Solr truststore file

The path to the truststore. The default is /etc/solr-ssl.keystore.jks, so you will need to modify this to the path to your truststore.

Solr truststore file

The password to access the truststore.

Want client authentication

If true, the client can authenticate, but is not required to do so in order to access the system. The default is false.

If you need clients to authenticate, you can alternately use "Need client authentication", which is more restrictive with access. Note that if "Want client authentication" is true, the alternative option must be false.

Advanced solr-log4j

This section provides a template log4j.properties file to customize Solr’s logging features.

Advanced solr-metrics

This section provides a way to customize the metrics that are sent by HDP Search to the Ambari Metrics System for aggregation by the Metrics System.

HDP Search’s metrics come from Solr, specifically a Solr request handler called the MBeanRequestHandler, which provides access to internal statistics.
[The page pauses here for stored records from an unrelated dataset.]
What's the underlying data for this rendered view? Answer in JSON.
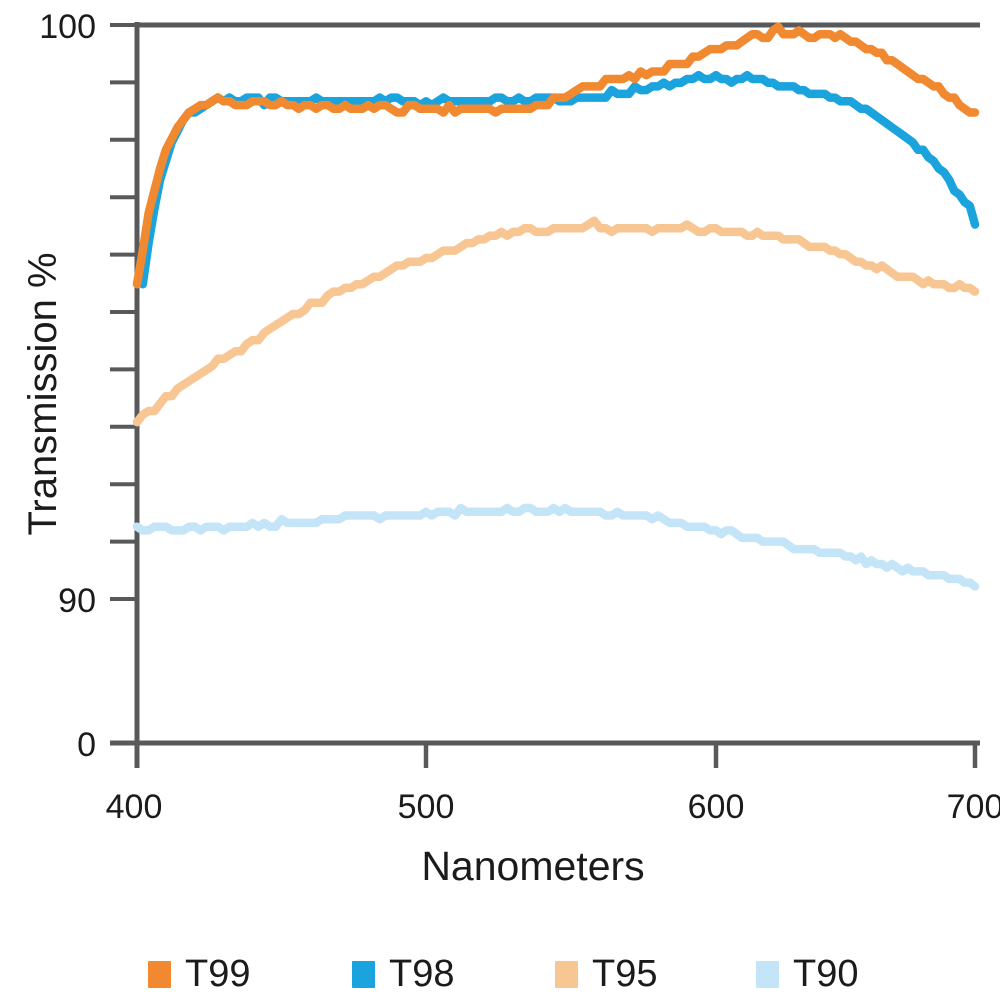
{
  "page": {
    "background": "#ffffff"
  },
  "colors": {
    "axis": "#58595b",
    "text": "#1b1b1b"
  },
  "chart_data": {
    "type": "line",
    "title": "",
    "xlabel": "Nanometers",
    "ylabel": "Transmission %",
    "grid": "off",
    "legend_position": "bottom",
    "x_range": [
      400,
      700
    ],
    "y_display_range": [
      90,
      100
    ],
    "x_tick_values": [
      400,
      500,
      600,
      700
    ],
    "x_tick_labels": [
      "400",
      "500",
      "600",
      "700"
    ],
    "y_axis": {
      "labeled_ticks": [
        {
          "value": 100,
          "label": "100"
        },
        {
          "value": 90,
          "label": "90"
        },
        {
          "value": 0,
          "label": "0"
        }
      ],
      "minor_tick_values": [
        99,
        98,
        97,
        96,
        95,
        94,
        93,
        92,
        91
      ]
    },
    "series": [
      {
        "name": "T99",
        "color": "#F0892F",
        "points": [
          [
            400,
            95.5
          ],
          [
            402,
            96.1
          ],
          [
            404,
            96.7
          ],
          [
            406,
            97.1
          ],
          [
            408,
            97.5
          ],
          [
            410,
            97.8
          ],
          [
            413,
            98.15
          ],
          [
            416,
            98.35
          ],
          [
            419,
            98.5
          ],
          [
            422,
            98.6
          ],
          [
            426,
            98.65
          ],
          [
            430,
            98.72
          ],
          [
            434,
            98.64
          ],
          [
            438,
            98.6
          ],
          [
            442,
            98.68
          ],
          [
            446,
            98.6
          ],
          [
            450,
            98.62
          ],
          [
            455,
            98.55
          ],
          [
            460,
            98.62
          ],
          [
            466,
            98.55
          ],
          [
            472,
            98.6
          ],
          [
            478,
            98.55
          ],
          [
            484,
            98.6
          ],
          [
            490,
            98.52
          ],
          [
            496,
            98.58
          ],
          [
            502,
            98.52
          ],
          [
            508,
            98.56
          ],
          [
            514,
            98.5
          ],
          [
            520,
            98.55
          ],
          [
            526,
            98.5
          ],
          [
            532,
            98.55
          ],
          [
            538,
            98.6
          ],
          [
            544,
            98.7
          ],
          [
            550,
            98.82
          ],
          [
            556,
            98.9
          ],
          [
            562,
            99.0
          ],
          [
            568,
            99.08
          ],
          [
            575,
            99.15
          ],
          [
            582,
            99.25
          ],
          [
            589,
            99.35
          ],
          [
            596,
            99.5
          ],
          [
            602,
            99.6
          ],
          [
            608,
            99.7
          ],
          [
            614,
            99.78
          ],
          [
            619,
            99.8
          ],
          [
            624,
            99.92
          ],
          [
            628,
            99.8
          ],
          [
            632,
            99.85
          ],
          [
            636,
            99.8
          ],
          [
            641,
            99.85
          ],
          [
            646,
            99.8
          ],
          [
            650,
            99.78
          ],
          [
            654,
            99.7
          ],
          [
            658,
            99.62
          ],
          [
            662,
            99.5
          ],
          [
            666,
            99.42
          ],
          [
            670,
            99.3
          ],
          [
            674,
            99.18
          ],
          [
            678,
            99.08
          ],
          [
            682,
            99.0
          ],
          [
            686,
            98.9
          ],
          [
            690,
            98.75
          ],
          [
            694,
            98.6
          ],
          [
            697,
            98.5
          ],
          [
            700,
            98.42
          ]
        ]
      },
      {
        "name": "T98",
        "color": "#1BA3DE",
        "points": [
          [
            402,
            95.5
          ],
          [
            404,
            96.2
          ],
          [
            406,
            96.8
          ],
          [
            408,
            97.3
          ],
          [
            411,
            97.8
          ],
          [
            414,
            98.15
          ],
          [
            417,
            98.4
          ],
          [
            420,
            98.55
          ],
          [
            424,
            98.65
          ],
          [
            428,
            98.72
          ],
          [
            432,
            98.75
          ],
          [
            436,
            98.65
          ],
          [
            440,
            98.72
          ],
          [
            444,
            98.66
          ],
          [
            448,
            98.72
          ],
          [
            453,
            98.68
          ],
          [
            458,
            98.72
          ],
          [
            464,
            98.68
          ],
          [
            470,
            98.72
          ],
          [
            476,
            98.68
          ],
          [
            482,
            98.72
          ],
          [
            488,
            98.7
          ],
          [
            494,
            98.72
          ],
          [
            500,
            98.62
          ],
          [
            505,
            98.72
          ],
          [
            510,
            98.64
          ],
          [
            515,
            98.72
          ],
          [
            520,
            98.66
          ],
          [
            526,
            98.72
          ],
          [
            532,
            98.68
          ],
          [
            538,
            98.72
          ],
          [
            545,
            98.7
          ],
          [
            552,
            98.74
          ],
          [
            559,
            98.78
          ],
          [
            566,
            98.82
          ],
          [
            573,
            98.86
          ],
          [
            580,
            98.92
          ],
          [
            587,
            99.0
          ],
          [
            594,
            99.06
          ],
          [
            600,
            99.1
          ],
          [
            606,
            99.06
          ],
          [
            612,
            99.1
          ],
          [
            617,
            99.05
          ],
          [
            622,
            99.0
          ],
          [
            627,
            98.95
          ],
          [
            632,
            98.85
          ],
          [
            637,
            98.8
          ],
          [
            642,
            98.78
          ],
          [
            647,
            98.72
          ],
          [
            652,
            98.68
          ],
          [
            656,
            98.55
          ],
          [
            660,
            98.45
          ],
          [
            664,
            98.35
          ],
          [
            668,
            98.25
          ],
          [
            672,
            98.1
          ],
          [
            676,
            97.95
          ],
          [
            680,
            97.78
          ],
          [
            684,
            97.58
          ],
          [
            688,
            97.38
          ],
          [
            691,
            97.2
          ],
          [
            694,
            97.05
          ],
          [
            696,
            96.95
          ],
          [
            698,
            96.85
          ],
          [
            700,
            96.55
          ]
        ]
      },
      {
        "name": "T95",
        "color": "#F8C693",
        "points": [
          [
            400,
            93.1
          ],
          [
            405,
            93.3
          ],
          [
            410,
            93.5
          ],
          [
            415,
            93.68
          ],
          [
            420,
            93.85
          ],
          [
            425,
            94.02
          ],
          [
            430,
            94.2
          ],
          [
            435,
            94.35
          ],
          [
            440,
            94.5
          ],
          [
            445,
            94.65
          ],
          [
            450,
            94.8
          ],
          [
            455,
            94.95
          ],
          [
            460,
            95.1
          ],
          [
            465,
            95.22
          ],
          [
            470,
            95.35
          ],
          [
            475,
            95.45
          ],
          [
            480,
            95.55
          ],
          [
            485,
            95.65
          ],
          [
            490,
            95.75
          ],
          [
            495,
            95.85
          ],
          [
            500,
            95.95
          ],
          [
            505,
            96.03
          ],
          [
            510,
            96.1
          ],
          [
            515,
            96.18
          ],
          [
            520,
            96.25
          ],
          [
            525,
            96.32
          ],
          [
            530,
            96.38
          ],
          [
            536,
            96.4
          ],
          [
            542,
            96.44
          ],
          [
            548,
            96.45
          ],
          [
            554,
            96.45
          ],
          [
            558,
            96.56
          ],
          [
            562,
            96.45
          ],
          [
            568,
            96.45
          ],
          [
            574,
            96.46
          ],
          [
            580,
            96.45
          ],
          [
            586,
            96.48
          ],
          [
            592,
            96.44
          ],
          [
            598,
            96.42
          ],
          [
            604,
            96.38
          ],
          [
            610,
            96.35
          ],
          [
            616,
            96.38
          ],
          [
            622,
            96.32
          ],
          [
            628,
            96.28
          ],
          [
            634,
            96.2
          ],
          [
            640,
            96.12
          ],
          [
            646,
            96.05
          ],
          [
            652,
            95.95
          ],
          [
            658,
            95.85
          ],
          [
            664,
            95.78
          ],
          [
            670,
            95.68
          ],
          [
            676,
            95.6
          ],
          [
            682,
            95.52
          ],
          [
            688,
            95.46
          ],
          [
            694,
            95.42
          ],
          [
            700,
            95.38
          ]
        ]
      },
      {
        "name": "T90",
        "color": "#C4E5F7",
        "points": [
          [
            400,
            91.25
          ],
          [
            405,
            91.2
          ],
          [
            410,
            91.25
          ],
          [
            415,
            91.18
          ],
          [
            420,
            91.25
          ],
          [
            425,
            91.2
          ],
          [
            430,
            91.22
          ],
          [
            435,
            91.26
          ],
          [
            440,
            91.3
          ],
          [
            445,
            91.28
          ],
          [
            450,
            91.32
          ],
          [
            455,
            91.3
          ],
          [
            460,
            91.35
          ],
          [
            465,
            91.38
          ],
          [
            470,
            91.42
          ],
          [
            475,
            91.45
          ],
          [
            480,
            91.52
          ],
          [
            484,
            91.42
          ],
          [
            490,
            91.45
          ],
          [
            495,
            91.46
          ],
          [
            500,
            91.48
          ],
          [
            505,
            91.5
          ],
          [
            510,
            91.52
          ],
          [
            515,
            91.55
          ],
          [
            520,
            91.52
          ],
          [
            525,
            91.55
          ],
          [
            530,
            91.5
          ],
          [
            535,
            91.55
          ],
          [
            540,
            91.52
          ],
          [
            545,
            91.55
          ],
          [
            550,
            91.52
          ],
          [
            555,
            91.55
          ],
          [
            560,
            91.5
          ],
          [
            565,
            91.48
          ],
          [
            570,
            91.45
          ],
          [
            575,
            91.42
          ],
          [
            580,
            91.4
          ],
          [
            585,
            91.35
          ],
          [
            590,
            91.3
          ],
          [
            595,
            91.25
          ],
          [
            600,
            91.2
          ],
          [
            606,
            91.15
          ],
          [
            612,
            91.1
          ],
          [
            618,
            91.05
          ],
          [
            624,
            91.0
          ],
          [
            630,
            90.9
          ],
          [
            636,
            90.85
          ],
          [
            642,
            90.8
          ],
          [
            648,
            90.75
          ],
          [
            654,
            90.7
          ],
          [
            660,
            90.65
          ],
          [
            666,
            90.58
          ],
          [
            672,
            90.52
          ],
          [
            678,
            90.48
          ],
          [
            684,
            90.42
          ],
          [
            690,
            90.35
          ],
          [
            695,
            90.3
          ],
          [
            700,
            90.2
          ]
        ]
      }
    ]
  }
}
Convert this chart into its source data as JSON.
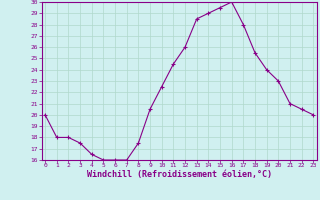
{
  "hours": [
    0,
    1,
    2,
    3,
    4,
    5,
    6,
    7,
    8,
    9,
    10,
    11,
    12,
    13,
    14,
    15,
    16,
    17,
    18,
    19,
    20,
    21,
    22,
    23
  ],
  "values": [
    20.0,
    18.0,
    18.0,
    17.5,
    16.5,
    16.0,
    16.0,
    16.0,
    17.5,
    20.5,
    22.5,
    24.5,
    26.0,
    28.5,
    29.0,
    29.5,
    30.0,
    28.0,
    25.5,
    24.0,
    23.0,
    21.0,
    20.5,
    20.0
  ],
  "ylim": [
    16,
    30
  ],
  "yticks": [
    16,
    17,
    18,
    19,
    20,
    21,
    22,
    23,
    24,
    25,
    26,
    27,
    28,
    29,
    30
  ],
  "xlabel": "Windchill (Refroidissement éolien,°C)",
  "line_color": "#880088",
  "marker": "+",
  "bg_color": "#d0f0f0",
  "grid_color": "#b0d8cc",
  "fig_bg": "#d0f0f0",
  "tick_color": "#880088",
  "label_color": "#880088",
  "spine_color": "#880088"
}
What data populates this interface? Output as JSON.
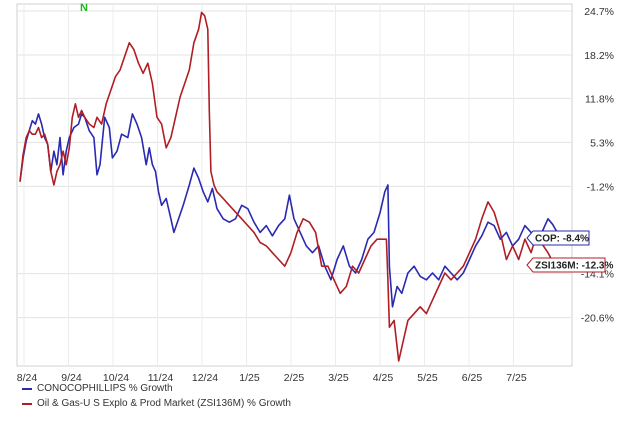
{
  "brand_mark": "N",
  "chart_data": {
    "type": "line",
    "x_ticks": [
      "8/24",
      "9/24",
      "10/24",
      "11/24",
      "12/24",
      "1/25",
      "2/25",
      "3/25",
      "4/25",
      "5/25",
      "6/25",
      "7/25"
    ],
    "y_ticks": [
      "24.7%",
      "18.2%",
      "11.8%",
      "5.3%",
      "-1.2%",
      "-14.1%",
      "-20.6%"
    ],
    "ylim": [
      -27,
      25
    ],
    "grid": true,
    "legend_position": "bottom-left",
    "series": [
      {
        "name": "CONOCOPHILLIPS % Growth",
        "color": "#2a2ab0",
        "end_label": "COP: -8.4%",
        "points": [
          [
            0,
            -0.5
          ],
          [
            0.2,
            3
          ],
          [
            0.4,
            5.5
          ],
          [
            0.6,
            7
          ],
          [
            0.8,
            8.5
          ],
          [
            1.0,
            8
          ],
          [
            1.2,
            9.5
          ],
          [
            1.4,
            8
          ],
          [
            1.6,
            6
          ],
          [
            1.8,
            5
          ],
          [
            2.0,
            1
          ],
          [
            2.2,
            4
          ],
          [
            2.4,
            2
          ],
          [
            2.6,
            6
          ],
          [
            2.8,
            0.5
          ],
          [
            3.0,
            4
          ],
          [
            3.2,
            6
          ],
          [
            3.5,
            7.5
          ],
          [
            3.8,
            8
          ],
          [
            4.0,
            9.5
          ],
          [
            4.2,
            9
          ],
          [
            4.5,
            7
          ],
          [
            4.8,
            6
          ],
          [
            5.0,
            0.5
          ],
          [
            5.2,
            2
          ],
          [
            5.5,
            9
          ],
          [
            5.8,
            7.5
          ],
          [
            6.0,
            3
          ],
          [
            6.3,
            4
          ],
          [
            6.6,
            6.5
          ],
          [
            7.0,
            6
          ],
          [
            7.3,
            9.5
          ],
          [
            7.6,
            8
          ],
          [
            7.9,
            6
          ],
          [
            8.2,
            2
          ],
          [
            8.4,
            4.5
          ],
          [
            8.6,
            2
          ],
          [
            8.8,
            1
          ],
          [
            9.0,
            -2
          ],
          [
            9.2,
            -4
          ],
          [
            9.5,
            -3
          ],
          [
            9.8,
            -6
          ],
          [
            10.0,
            -8
          ],
          [
            10.3,
            -6
          ],
          [
            10.6,
            -4
          ],
          [
            11.0,
            -1
          ],
          [
            11.3,
            1.5
          ],
          [
            11.6,
            0
          ],
          [
            11.9,
            -2
          ],
          [
            12.2,
            -3.5
          ],
          [
            12.5,
            -1.5
          ],
          [
            12.8,
            -4.5
          ],
          [
            13.2,
            -6
          ],
          [
            13.6,
            -6.5
          ],
          [
            14.0,
            -6
          ],
          [
            14.4,
            -4
          ],
          [
            14.8,
            -4.5
          ],
          [
            15.2,
            -6.5
          ],
          [
            15.6,
            -8
          ],
          [
            16.0,
            -7
          ],
          [
            16.4,
            -8.5
          ],
          [
            16.8,
            -7
          ],
          [
            17.2,
            -6
          ],
          [
            17.5,
            -2.5
          ],
          [
            17.8,
            -6
          ],
          [
            18.2,
            -8
          ],
          [
            18.6,
            -10
          ],
          [
            19.0,
            -11
          ],
          [
            19.4,
            -10
          ],
          [
            19.8,
            -13
          ],
          [
            20.2,
            -15
          ],
          [
            20.6,
            -12
          ],
          [
            21.0,
            -10
          ],
          [
            21.4,
            -13
          ],
          [
            21.8,
            -14
          ],
          [
            22.2,
            -12
          ],
          [
            22.6,
            -9
          ],
          [
            23.0,
            -8
          ],
          [
            23.4,
            -5
          ],
          [
            23.7,
            -2
          ],
          [
            23.9,
            -1
          ],
          [
            24.0,
            -13
          ],
          [
            24.2,
            -19
          ],
          [
            24.5,
            -16
          ],
          [
            24.8,
            -17
          ],
          [
            25.2,
            -14
          ],
          [
            25.6,
            -13
          ],
          [
            26.0,
            -14.5
          ],
          [
            26.4,
            -15
          ],
          [
            26.8,
            -14
          ],
          [
            27.2,
            -15
          ],
          [
            27.6,
            -13
          ],
          [
            28.0,
            -14
          ],
          [
            28.4,
            -15
          ],
          [
            28.8,
            -14
          ],
          [
            29.2,
            -12
          ],
          [
            29.6,
            -10
          ],
          [
            30.0,
            -8.5
          ],
          [
            30.4,
            -6.5
          ],
          [
            30.8,
            -7
          ],
          [
            31.2,
            -9
          ],
          [
            31.6,
            -8
          ],
          [
            32.0,
            -10
          ],
          [
            32.4,
            -9
          ],
          [
            32.8,
            -7
          ],
          [
            33.2,
            -8
          ],
          [
            33.6,
            -9.5
          ],
          [
            34.0,
            -7.5
          ],
          [
            34.3,
            -6
          ],
          [
            34.6,
            -6.8
          ],
          [
            35.0,
            -8.4
          ]
        ]
      },
      {
        "name": "Oil & Gas-U S Explo & Prod Market (ZSI136M) % Growth",
        "color": "#b01e24",
        "end_label": "ZSI136M: -12.3%",
        "points": [
          [
            0,
            -0.5
          ],
          [
            0.2,
            3.5
          ],
          [
            0.4,
            6
          ],
          [
            0.6,
            7
          ],
          [
            0.8,
            6.5
          ],
          [
            1.0,
            6.5
          ],
          [
            1.2,
            7.5
          ],
          [
            1.4,
            6
          ],
          [
            1.6,
            6.5
          ],
          [
            1.8,
            5
          ],
          [
            2.0,
            1
          ],
          [
            2.2,
            -1
          ],
          [
            2.4,
            1
          ],
          [
            2.6,
            2
          ],
          [
            2.8,
            4
          ],
          [
            3.0,
            2
          ],
          [
            3.2,
            4.5
          ],
          [
            3.4,
            9
          ],
          [
            3.6,
            11
          ],
          [
            3.8,
            9
          ],
          [
            4.0,
            10
          ],
          [
            4.2,
            9
          ],
          [
            4.5,
            8
          ],
          [
            4.8,
            7.5
          ],
          [
            5.0,
            9
          ],
          [
            5.3,
            8
          ],
          [
            5.6,
            11
          ],
          [
            5.9,
            13
          ],
          [
            6.2,
            15
          ],
          [
            6.5,
            16
          ],
          [
            6.8,
            18
          ],
          [
            7.1,
            20
          ],
          [
            7.4,
            19
          ],
          [
            7.7,
            17
          ],
          [
            8.0,
            15.5
          ],
          [
            8.3,
            17
          ],
          [
            8.6,
            14
          ],
          [
            8.9,
            9
          ],
          [
            9.2,
            8
          ],
          [
            9.5,
            4.5
          ],
          [
            9.8,
            6
          ],
          [
            10.1,
            9
          ],
          [
            10.4,
            12
          ],
          [
            10.7,
            14
          ],
          [
            11.0,
            16
          ],
          [
            11.3,
            20
          ],
          [
            11.6,
            22
          ],
          [
            11.8,
            24.5
          ],
          [
            12.0,
            24
          ],
          [
            12.2,
            22
          ],
          [
            12.3,
            10
          ],
          [
            12.4,
            1
          ],
          [
            12.6,
            -1
          ],
          [
            12.8,
            -2
          ],
          [
            13.2,
            -3
          ],
          [
            13.6,
            -4
          ],
          [
            14.0,
            -5
          ],
          [
            14.4,
            -6
          ],
          [
            14.8,
            -7
          ],
          [
            15.2,
            -8
          ],
          [
            15.6,
            -9.5
          ],
          [
            16.0,
            -10
          ],
          [
            16.4,
            -11
          ],
          [
            16.8,
            -12
          ],
          [
            17.2,
            -13
          ],
          [
            17.6,
            -11
          ],
          [
            18.0,
            -8
          ],
          [
            18.4,
            -6
          ],
          [
            18.8,
            -6.5
          ],
          [
            19.2,
            -8
          ],
          [
            19.6,
            -13
          ],
          [
            20.0,
            -13
          ],
          [
            20.4,
            -15
          ],
          [
            20.8,
            -17
          ],
          [
            21.2,
            -16
          ],
          [
            21.6,
            -13
          ],
          [
            22.0,
            -14
          ],
          [
            22.4,
            -12
          ],
          [
            22.8,
            -10
          ],
          [
            23.2,
            -9
          ],
          [
            23.6,
            -9
          ],
          [
            23.8,
            -9
          ],
          [
            23.9,
            -15
          ],
          [
            24.0,
            -22
          ],
          [
            24.3,
            -21
          ],
          [
            24.6,
            -27
          ],
          [
            24.9,
            -24
          ],
          [
            25.2,
            -21
          ],
          [
            25.6,
            -20
          ],
          [
            26.0,
            -19
          ],
          [
            26.4,
            -20
          ],
          [
            26.8,
            -18
          ],
          [
            27.2,
            -16
          ],
          [
            27.6,
            -14
          ],
          [
            28.0,
            -15
          ],
          [
            28.4,
            -14
          ],
          [
            28.8,
            -13
          ],
          [
            29.2,
            -11
          ],
          [
            29.6,
            -9
          ],
          [
            30.0,
            -6
          ],
          [
            30.4,
            -3.5
          ],
          [
            30.8,
            -5
          ],
          [
            31.2,
            -8
          ],
          [
            31.6,
            -12
          ],
          [
            32.0,
            -10
          ],
          [
            32.4,
            -12
          ],
          [
            32.8,
            -9
          ],
          [
            33.2,
            -11
          ],
          [
            33.6,
            -8
          ],
          [
            34.0,
            -10
          ],
          [
            34.3,
            -11
          ],
          [
            34.6,
            -12.3
          ],
          [
            35.0,
            -12.3
          ]
        ]
      }
    ]
  }
}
The handler is described in more detail in the Apache Solr Reference Guide section MBean Request Handler.

Solr’s metrics are split into several groups. Ambari’s configuration options allow you to decide what metrics you will collect. There are several options:

Enable Solr Metrics

Allows enabling metrics collection by the Ambari Metrics System.

Solr Metrics configuration directory

The directory where the metrics configuration file is found. The default is /opt/lucidworks-hdpsearch/metrics/conf.

Solr Metrics log directory

The directory where metrics logs will be stored. The default is /opt/lucidworks-hdpsearch/metrics/log.

Solr Metrics PID directory

The directory where the metrics process ID will be stored. The default is /opt/lucidworks-hdpsearch/metrics/var.

Solr Cache stats

Enable this for metrics for Solr’s caches to be sent to the Ambari Metrics Collector. The default Grafana dashboard included with HDP Search has a section for these statistics ("Caches"); if this is disabled that section of the default dashboard may return an error.

More information on Solr’s caches is available from the Apache Solr Reference Guide section on Caches.

Solr Core stats

Enable this for metrics for Solr’s searcher to be sent to the Ambari Metrics Collector.

The searcher is responsible for processing all queries. This data is not reflected in the default Grafana dashboard (in preference to individual stats from the QueryHandler, described below).

Solr QueryHandler stats

Enable this for metrics for Solr’s query request handlers to be sent to the Ambari Metrics Collector. The default Grafana dashboard included with HDP Search has a section for these statistics ("Queries"); if this is disabled that section of the default dashboard may return an error.

This section of the metrics tracks all queries by the individual request handlers used for each query request. When this is requested data for all request handlers will be sent to the Ambari Metrics System, but only 5 are chosen for display in the Grafana dashboard: /select, /query, /get, /export and /browse.

More information is available from the Apache Solr Reference Guide section RequestHandlers and SearchComponents in SolrConfig.

Solr UpdateHandler stats

Enable this for metrics for Solr’s update handlers to be sent to the Ambari Metrics Collector. The update handler processes all documents a user has requested to be added to the system.

The default Grafana dashboard included with HDP Search has a section for these statistics ("Indexing"); if this is disabled that section of the default dashboard may return an error.

Solr System stats

Enable this for metrics for Solr’s overall system health to be sent to the Ambari Metrics Collector. These stats are used for the default Ambari alerts (Solr CPU Usage and Solr Memory Usage); if they are disabled, those alerts will not be able to provide warnings in case critical thresholds are met or exceeded.

solr_metrics_properties

A template properties file to further customize Solr’s metrics collection.

Custom Sections

Custom configuration sections are displayed, but are not currently used. If you enter any local parameters in those sections, they will possibly be ignored.